Итин делал всё, что приказывали:
«…Вел антирелигиозный отдел в „Красноярском рабочем“, был лектором партшколы, агитатором. Поэтому губком перебросил меня на чисто партийную работу в уездный город Канск, где я был завполитпросветом, завагитотделом укома, редактором газеты “Канский крестьянин” и пр.» [15].
Итину хотелось уехать в Москву и вернуться к привычной жизни, но товарищи в Красноярске уговорили его «…остаться налаживать отдел юстиции. Я был назначен завед[ующим] общим отделом, наиболее важным в то время». В «Известиях Сибревкома» был опубликован отзыв заместителя заведующего отделом юстиции Сибревкома К.А. Попова, свидетельствующий о том, что красноярский отдел юстиции «был наиболее деятельным». Итин писал, что в партию вступил не сразу. Только когда товарищи его узнали как работника, он подал заявление о приеме в объединённую ячейку губревкома и губревтрибунала, был принят кандидатом в члены РКП(б), и губком дал ему вместо полугода всего три месяца испытательного срока. В декабре 1920 г. Итин стал полноправным членом РКП(б), что считал «естественным завершением» своего развития, задержанного «двухлетним промежутком моих приключений» [16], и с января 1921 г. исполнял обязанности председателя губюста.

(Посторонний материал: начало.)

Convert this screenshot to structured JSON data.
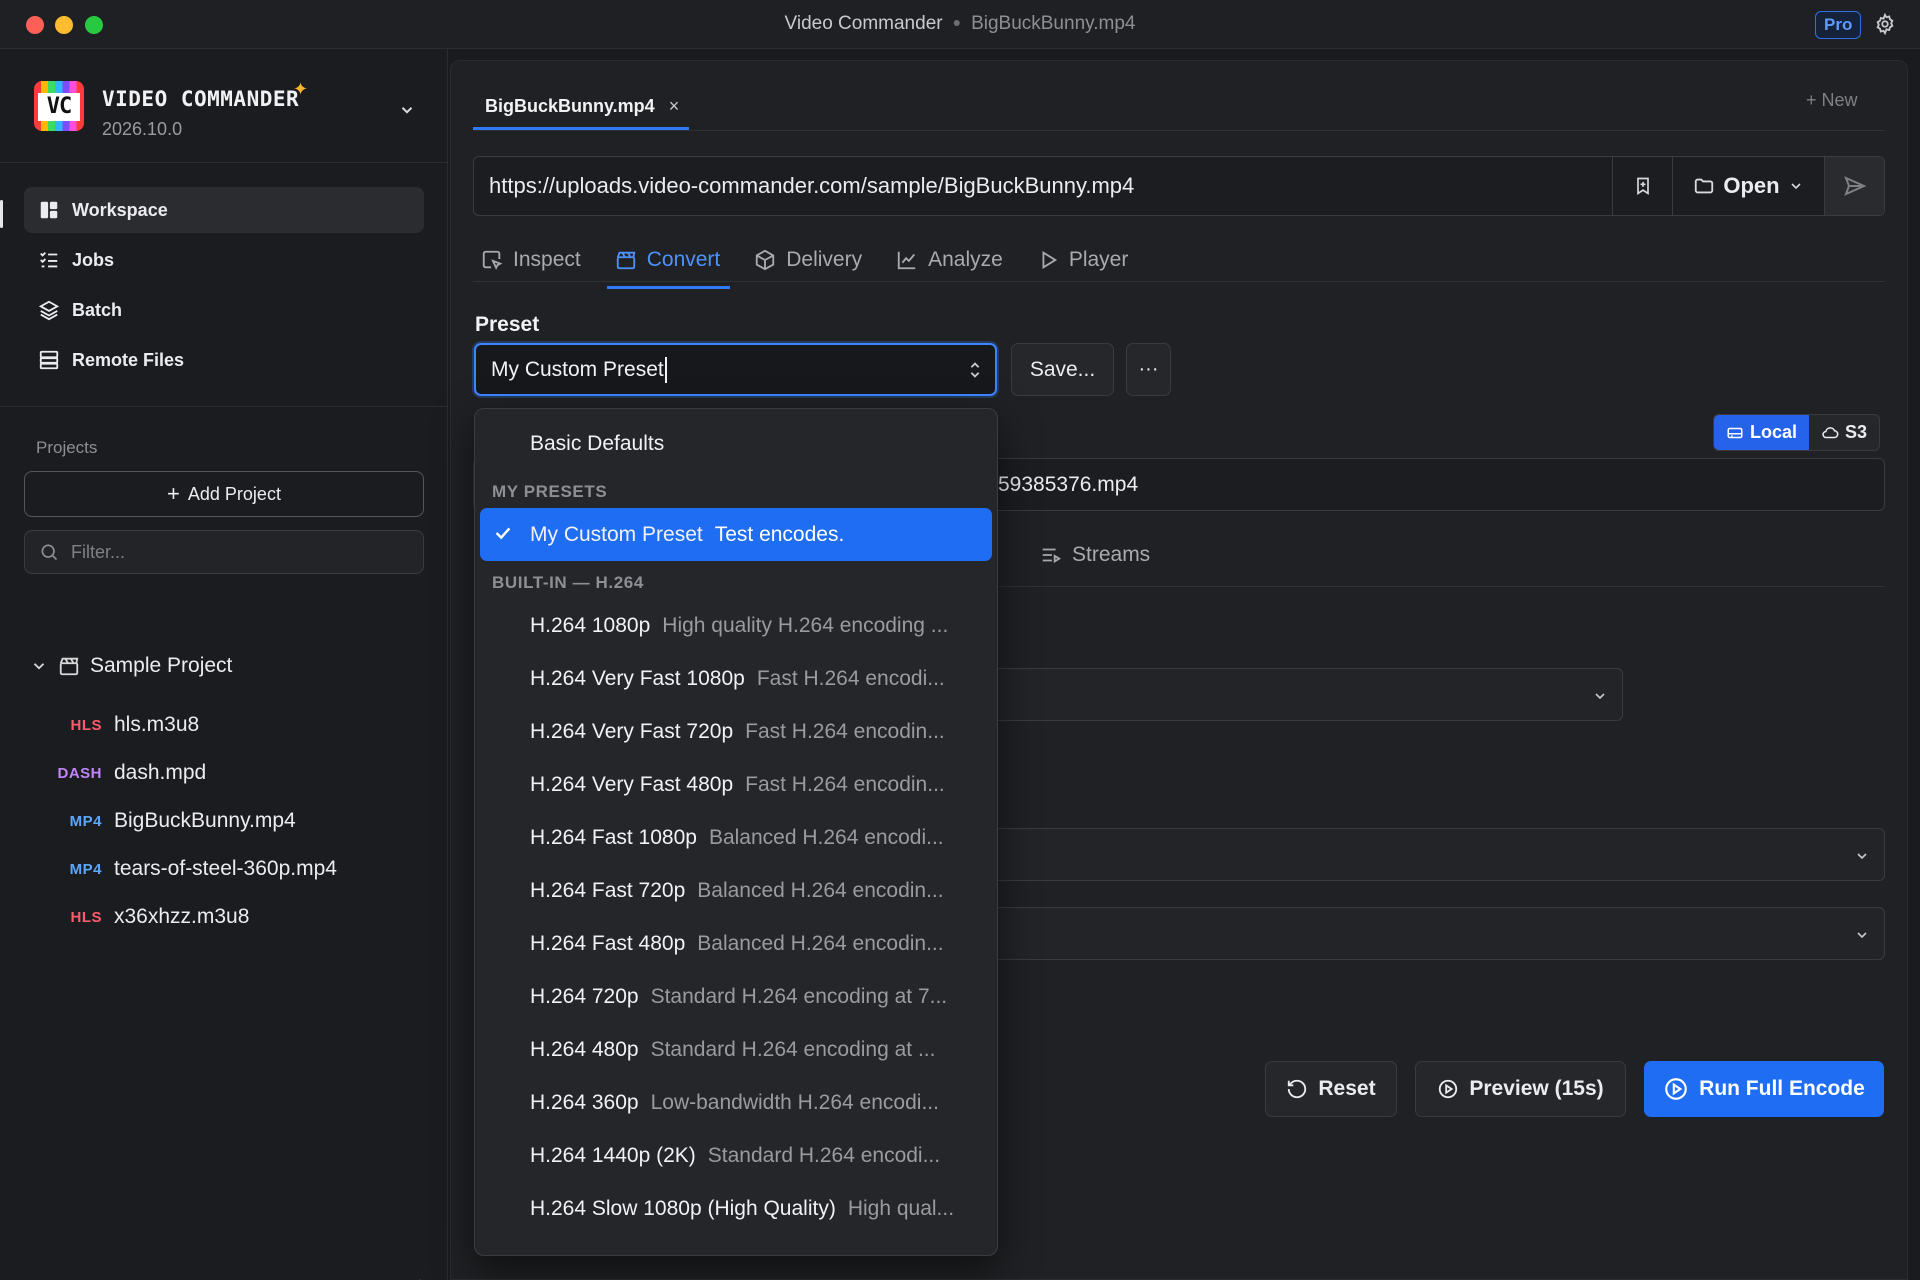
{
  "window": {
    "app_title": "Video Commander",
    "file_title": "BigBuckBunny.mp4",
    "pro_badge": "Pro"
  },
  "brand": {
    "name": "VIDEO COMMANDER",
    "logo_text": "VC",
    "version": "2026.10.0"
  },
  "nav": [
    {
      "label": "Workspace",
      "icon": "workspace-icon",
      "active": true
    },
    {
      "label": "Jobs",
      "icon": "jobs-icon"
    },
    {
      "label": "Batch",
      "icon": "layers-icon"
    },
    {
      "label": "Remote Files",
      "icon": "server-icon"
    }
  ],
  "projects": {
    "label": "Projects",
    "add_label": "Add Project",
    "filter_placeholder": "Filter...",
    "root": "Sample Project",
    "files": [
      {
        "type": "HLS",
        "name": "hls.m3u8"
      },
      {
        "type": "DASH",
        "name": "dash.mpd"
      },
      {
        "type": "MP4",
        "name": "BigBuckBunny.mp4"
      },
      {
        "type": "MP4",
        "name": "tears-of-steel-360p.mp4"
      },
      {
        "type": "HLS",
        "name": "x36xhzz.m3u8"
      }
    ]
  },
  "doc_tab": {
    "label": "BigBuckBunny.mp4",
    "close": "×",
    "new_label": "+ New"
  },
  "url_bar": {
    "url": "https://uploads.video-commander.com/sample/BigBuckBunny.mp4",
    "open_label": "Open"
  },
  "tabs": [
    {
      "label": "Inspect",
      "icon": "inspect-icon"
    },
    {
      "label": "Convert",
      "icon": "convert-icon",
      "active": true
    },
    {
      "label": "Delivery",
      "icon": "box-icon"
    },
    {
      "label": "Analyze",
      "icon": "chart-icon"
    },
    {
      "label": "Player",
      "icon": "play-icon"
    }
  ],
  "convert": {
    "preset_label": "Preset",
    "preset_value": "My Custom Preset",
    "save_label": "Save...",
    "more_label": "···",
    "storage_local": "Local",
    "storage_s3": "S3",
    "output_partial": "59385376.mp4",
    "streams_label": "Streams",
    "reset_label": "Reset",
    "preview_label": "Preview (15s)",
    "run_label": "Run Full Encode"
  },
  "dropdown": {
    "top_item": "Basic Defaults",
    "group_my": "MY PRESETS",
    "selected": {
      "name": "My Custom Preset",
      "desc": "Test encodes."
    },
    "group_builtin": "BUILT-IN — H.264",
    "items": [
      {
        "name": "H.264 1080p",
        "desc": "High quality H.264 encoding ..."
      },
      {
        "name": "H.264 Very Fast 1080p",
        "desc": "Fast H.264 encodi..."
      },
      {
        "name": "H.264 Very Fast 720p",
        "desc": "Fast H.264 encodin..."
      },
      {
        "name": "H.264 Very Fast 480p",
        "desc": "Fast H.264 encodin..."
      },
      {
        "name": "H.264 Fast 1080p",
        "desc": "Balanced H.264 encodi..."
      },
      {
        "name": "H.264 Fast 720p",
        "desc": "Balanced H.264 encodin..."
      },
      {
        "name": "H.264 Fast 480p",
        "desc": "Balanced H.264 encodin..."
      },
      {
        "name": "H.264 720p",
        "desc": "Standard H.264 encoding at 7..."
      },
      {
        "name": "H.264 480p",
        "desc": "Standard H.264 encoding at ..."
      },
      {
        "name": "H.264 360p",
        "desc": "Low-bandwidth H.264 encodi..."
      },
      {
        "name": "H.264 1440p (2K)",
        "desc": "Standard H.264 encodi..."
      },
      {
        "name": "H.264 Slow 1080p (High Quality)",
        "desc": "High qual..."
      }
    ]
  },
  "colors": {
    "accent": "#1f6df2",
    "hls": "#ff5a6e",
    "dash": "#c084fc",
    "mp4": "#5aa7ff",
    "pro": "#5f9bff"
  }
}
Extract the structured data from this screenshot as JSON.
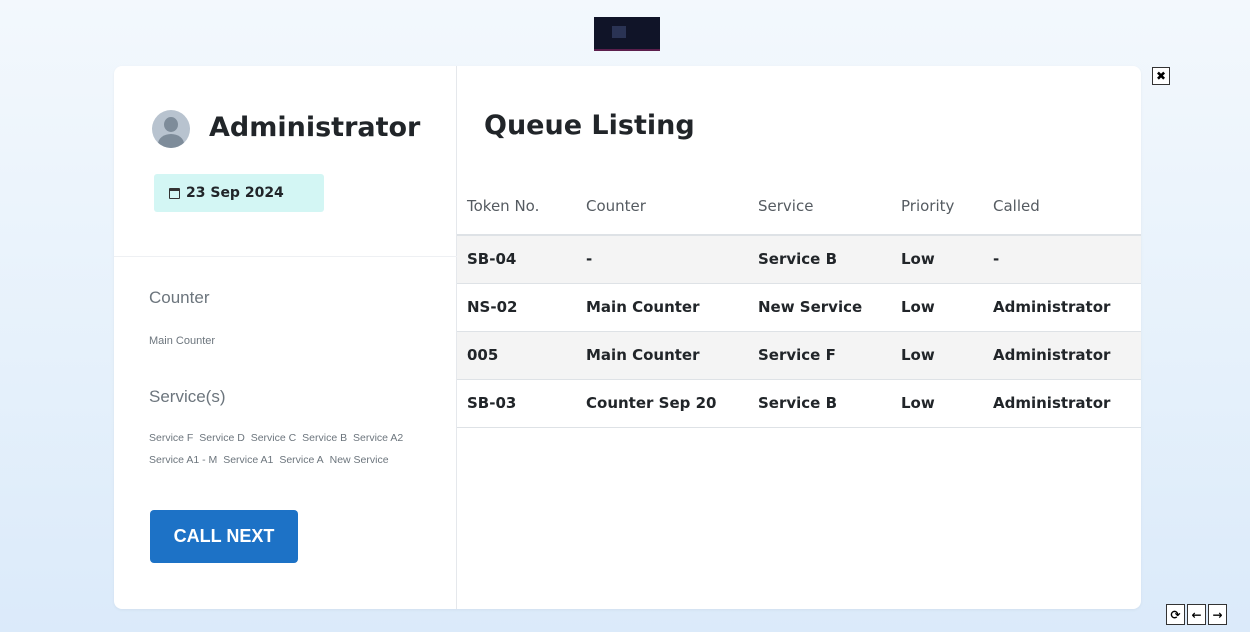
{
  "profile": {
    "name": "Administrator",
    "date": "23 Sep 2024"
  },
  "counter": {
    "label": "Counter",
    "value": "Main Counter"
  },
  "services": {
    "label": "Service(s)",
    "items": [
      "Service F",
      "Service D",
      "Service C",
      "Service B",
      "Service A2",
      "Service A1 - M",
      "Service A1",
      "Service A",
      "New Service"
    ]
  },
  "call_next_label": "CALL NEXT",
  "queue": {
    "title": "Queue Listing",
    "columns": [
      "Token No.",
      "Counter",
      "Service",
      "Priority",
      "Called"
    ],
    "rows": [
      [
        "SB-04",
        "-",
        "Service B",
        "Low",
        "-"
      ],
      [
        "NS-02",
        "Main Counter",
        "New Service",
        "Low",
        "Administrator"
      ],
      [
        "005",
        "Main Counter",
        "Service F",
        "Low",
        "Administrator"
      ],
      [
        "SB-03",
        "Counter Sep 20",
        "Service B",
        "Low",
        "Administrator"
      ]
    ]
  },
  "controls": {
    "close": "✖",
    "refresh": "⟳",
    "back": "←",
    "forward": "→"
  },
  "colors": {
    "accent": "#1d72c6",
    "date_badge_bg": "#d3f6f4"
  }
}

Работа юриста Итина «по специальности», к счастью для него, вскоре осталась в прошлом. Неизвестно, участвовал ли он в контроле за исполнением казней, но такой вариант возможен. Так или иначе, в 1921 г. Итина с ответственной должности губернского масштаба перебросили в уездный Канск на чуть более спокойную в моральном смысле, хотя и хлопотную работу, и он занимался в уездном центре, где был одним из немногих образованных людей, организацией пропагандистской деятельности большевистского аппарата. Там же ему удалось вернуться к литературе.
Поэму о кровожадных похождениях участников так называемой Тасеевской партизанской республики, существовавшей в Канском уезде, Итин, насколько можно судить, не закончил, но переделал для печати написанную ещё в 1916 г. повесть с фантастическим сюжетом. Писатель выбросил не отвечавших эпохе персонажей — «сентиментального пастора и блоковскую девушку», превратив главного героя в революционера, которому в колчаковской тюрьме перед расстрелом снятся необыкновенные видения о путешествиях в инопланетных мирах. Повесть «Страна Гонгури» (другое название — «Открытие Риэля») считается первым советским фантастическим произведением. Она не блещет особыми художественными достоинствами, но сохраняет статус оригинальной и очень ранней коммунистической утопии.
Опубликовав в Канске благодаря служебному положению «Страну Гонгури», Итин постарался сделать всё, чтобы быстрее закончить со службой и стать человеком искусства. В июне 1922 г. решением Сиббюро ЦК РКП(б) его перевели в Сибкрайгосиздат как испытанного ответственными заданиями интеллигента, обязанного проводить линию партии на фронте культуры. Двенадцатого июня Итин получил от Канского укома удостоверение, в котором отмечались и проявленные «максимум энергии» при совмещении трёх должностей, и «безукоризненное выполнение данного ему укомом доверия» [17].
Возглавлял Сибирское государственное издательство с 1922 по 1928 гг. послуживший сначала белым офицером, а потом армейским политработником М.М. Басов, который был на четыре года моложе Итина, но имел солидный опыт судебной и партийно-пропагандистской работы. Обосновавшись в Новониколаевске, бывшие большевистские правоохранители и профессиональные пропагандисты внесли огромный вклад в собирание скудных литературных сил Сибири. Итин в свободное от службы время преимущественно писал стихи (первая книжка вышла уже в 1923 г.) и вскоре приступил к роману о Гражданской войне, главы из которого печатал до 1933 г., но так и не закончил.
Эпоха отпускала его в литературу неохотно, требуя тяжёлых компромиссов. Этот тонкий, замкнутый, погружённый в себя красивый человек должен был основную часть времени и дара отдавать обязательным вещам — советский писатель, если хотел добиться положения, вынуждался следовать конъюнктуре. Будучи способным, но небольшим провинциальным литератором, Итин мог существовать, предлагая на советский рынок востребованный товар. «Страна Гонгури», отмеченная в доброжелательном письме М. Горьким, советской прессой была раскритикована, и Вивиан Азарьевич более не занимался фантастикой. Ему нашлось достойное положение в ведущем краевом журнале «Сибирские огни», где он печатал стихи, рецензии и очерки, пользуясь тем, что идеологические правила нэповской эпохи оказались весьма широкими. В 1922 г. он опубликовал мини-рецензию на посмертные издания Н. Гумилёва, где смело заявил:
«Значение Гумилева и его влияние на современников огромно. Его смерть и для революционной России остается глубокой трагедией. И никто, надеюсь, не повторит вслед за поэтом: „Как все это просто, хорошо и совсем не больно“» [18].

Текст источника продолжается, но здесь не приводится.